The place where this really shows is in the way @param and @return are processed. Sometimes PHP developers include typing informat in these directives, and sometimes they don't.

Here is documentation with type information:

<?php
/**
 * @param string $foo
 *  An input string.
 * @return string
 *  An output string.
 */
?>

Here is the same documentation without:

<?php
/**
 * @param $foo
 *  An input string.
 * @return
 *  An output string.
 */
?>

From a parsing perspective, the @return tag is problematic, for there are no clear lexical markers indicating whether there is type information. (Some of us conventionally use a newline, but this is not a standard).

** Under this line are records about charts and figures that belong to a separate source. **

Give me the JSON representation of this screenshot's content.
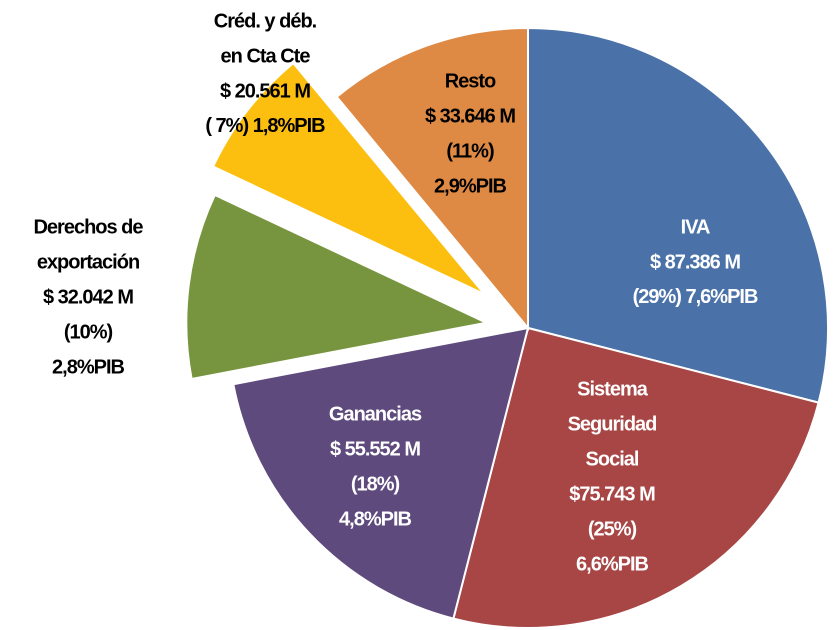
{
  "chart_data": {
    "type": "pie",
    "categories": [
      [
        "IVA"
      ],
      [
        "Sistema",
        "Seguridad",
        "Social"
      ],
      [
        "Ganancias"
      ],
      [
        "Derechos de",
        "exportación"
      ],
      [
        "Créd. y déb.",
        "en Cta Cte"
      ],
      [
        "Resto"
      ]
    ],
    "values": [
      29,
      25,
      18,
      10,
      7,
      11
    ],
    "value_labels": [
      "(29%)",
      "(25%)",
      "(18%)",
      "(10%)",
      "( 7%)",
      "(11%)"
    ],
    "amounts": [
      "$ 87.386 M",
      "$75.743 M",
      "$ 55.552 M",
      "$ 32.042 M",
      "$ 20.561 M",
      "$ 33.646 M"
    ],
    "pib": [
      "7,6%PIB",
      "6,6%PIB",
      "4,8%PIB",
      "2,8%PIB",
      "1,8%PIB",
      "2,9%PIB"
    ],
    "colors": [
      "#4a72a8",
      "#a84545",
      "#5e4a7c",
      "#77953e",
      "#fdbf0f",
      "#de8a45"
    ]
  }
}
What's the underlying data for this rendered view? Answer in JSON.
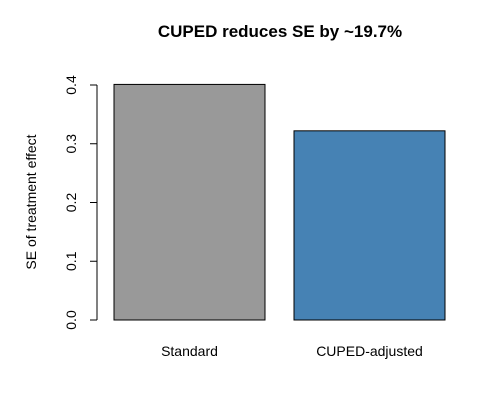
{
  "chart_data": {
    "type": "bar",
    "title": "CUPED reduces SE by ~19.7%",
    "xlabel": "",
    "ylabel": "SE of treatment effect",
    "categories": [
      "Standard",
      "CUPED-adjusted"
    ],
    "values": [
      0.401,
      0.322
    ],
    "colors": [
      "#999999",
      "#4682b4"
    ],
    "ylim": [
      0,
      0.4
    ],
    "yticks": [
      0.0,
      0.1,
      0.2,
      0.3,
      0.4
    ],
    "ytick_labels": [
      "0.0",
      "0.1",
      "0.2",
      "0.3",
      "0.4"
    ],
    "grid": false,
    "legend": "none"
  }
}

To solve problems like this, Doxygen adds extra commands. For example, for typed return information in PHP, you should use @retval instead of @return.

<?php
/**
 * @param string $foo
 *  An input string.
 * @retval string
 *  An output string.
 */
?>

Doxygen will correctly parse @retval in such a way that it preserves the type info.

A related issue is that Doxygen limits its types to the PHP primitives, including resource, object, and array. But it doesn't supported setting namespaced class names as the return type.

Conclusion

Doxygen is feature rich. We didn't even cover some of its advanced options, like generating PDF files or man pages. Nor did we look at its ability to provide supplemental documentation. But it should be clear that it is an amazing tool for API documentation generation.

It has its glitches and drawbacks, but in my mind these are outweighed by its benefits.